I have reached that stage of my pregnancy where, on a given day, I might get an irresistible urge to paint the entire house, plant an herb garden, or sew a complete set of crib bedding from scratch (note: I don't sew); yet I am officially too big to even put on my pants by myself. Some call this urge the nesting instinct. I call it panic.
See, at thirty-six weeks and counting, you suddenly realize you only have about three or four weeks left to be an actual human being (albeit one with a rather large, energetic parasite that starts doing water ballet about 11p.m. each night) before being plunged back into the world of feed, spit-up, poop, feed, spit-up, poop, feed, spit-up, poop -- a world where you exist in such an exhaustion-induced stupor that when you finally come to, you realize you haven't showered or brushed your teeth in six weeks. (Incidentally, this is the part of motherhood you conveniently forgot when you started to consider getting pregnant again).
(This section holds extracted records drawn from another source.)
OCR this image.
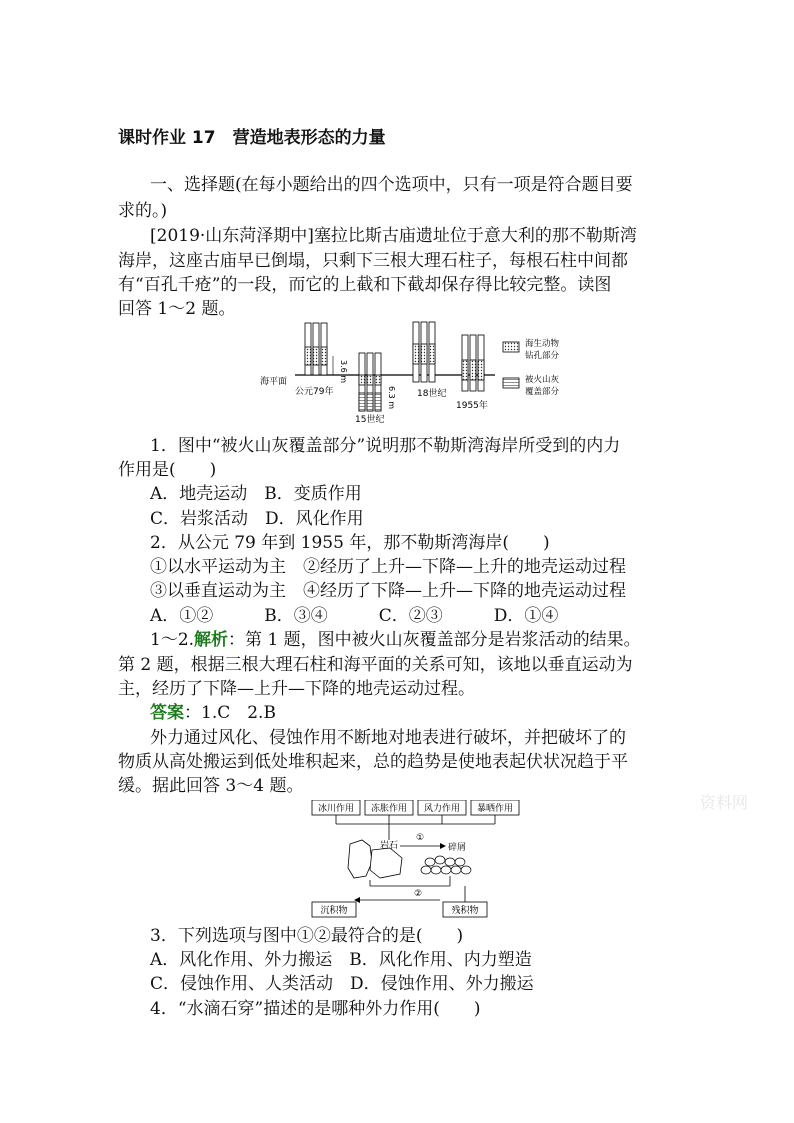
课时作业 17　营造地表形态的力量
一、选择题(在每小题给出的四个选项中，只有一项是符合题目要
求的。)
[2019·山东菏泽期中]塞拉比斯古庙遗址位于意大利的那不勒斯湾
海岸，这座古庙早已倒塌，只剩下三根大理石柱子，每根石柱中间都
有“百孔千疮”的一段，而它的上截和下截却保存得比较完整。读图
回答 1～2 题。
海平面	3.6 m
公元79年	6.3 m
15世纪
18世纪
1955年
海生动物
钻孔部分
被火山灰
覆盖部分
1．图中“被火山灰覆盖部分”说明那不勒斯湾海岸所受到的内力
作用是(　　)
A．地壳运动　B．变质作用
C．岩浆活动　D．风化作用
2．从公元 79 年到 1955 年，那不勒斯湾海岸(　　)
①以水平运动为主　②经历了上升—下降—上升的地壳运动过程
③以垂直运动为主　④经历了下降—上升—下降的地壳运动过程
A．①②　　　B．③④　　　C．②③　　　D．①④
1～2.解析：第 1 题，图中被火山灰覆盖部分是岩浆活动的结果。
第 2 题，根据三根大理石柱和海平面的关系可知，该地以垂直运动为
主，经历了下降—上升—下降的地壳运动过程。
答案：1.C　2.B
外力通过风化、侵蚀作用不断地对地表进行破坏，并把破坏了的
物质从高处搬运到低处堆积起来，总的趋势是使地表起伏状况趋于平
缓。据此回答 3～4 题。
资料网
冰川作用 冻胀作用 风力作用 暴晒作用
岩石
①
碎屑
②
沉积物	残积物
3．下列选项与图中①②最符合的是(　　)
A．风化作用、外力搬运　B．风化作用、内力塑造
C．侵蚀作用、人类活动　D．侵蚀作用、外力搬运
4．“水滴石穿”描述的是哪种外力作用(　　)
Yeah, it's beginning to dawn on me that, unless I act quickly, the crayon mural my two-year-old created on the sliding-glass door will still be there in a year and a half, along with the drips of orange juice on the wall behind the kitchen table, and the twenty-some-odd boxes in the basement labeled "Stuff" left from our last move.
So I've written up a nice long list of impossible tasks to complete before the end of June -- things like cleaning out all the cupboards in the kitchen, organizing the storage room, and finishing the novel I started six years ago. And I'm all geared up to accomplish every last one of them -- something that would seem so much more achievable if only I could see my shoes.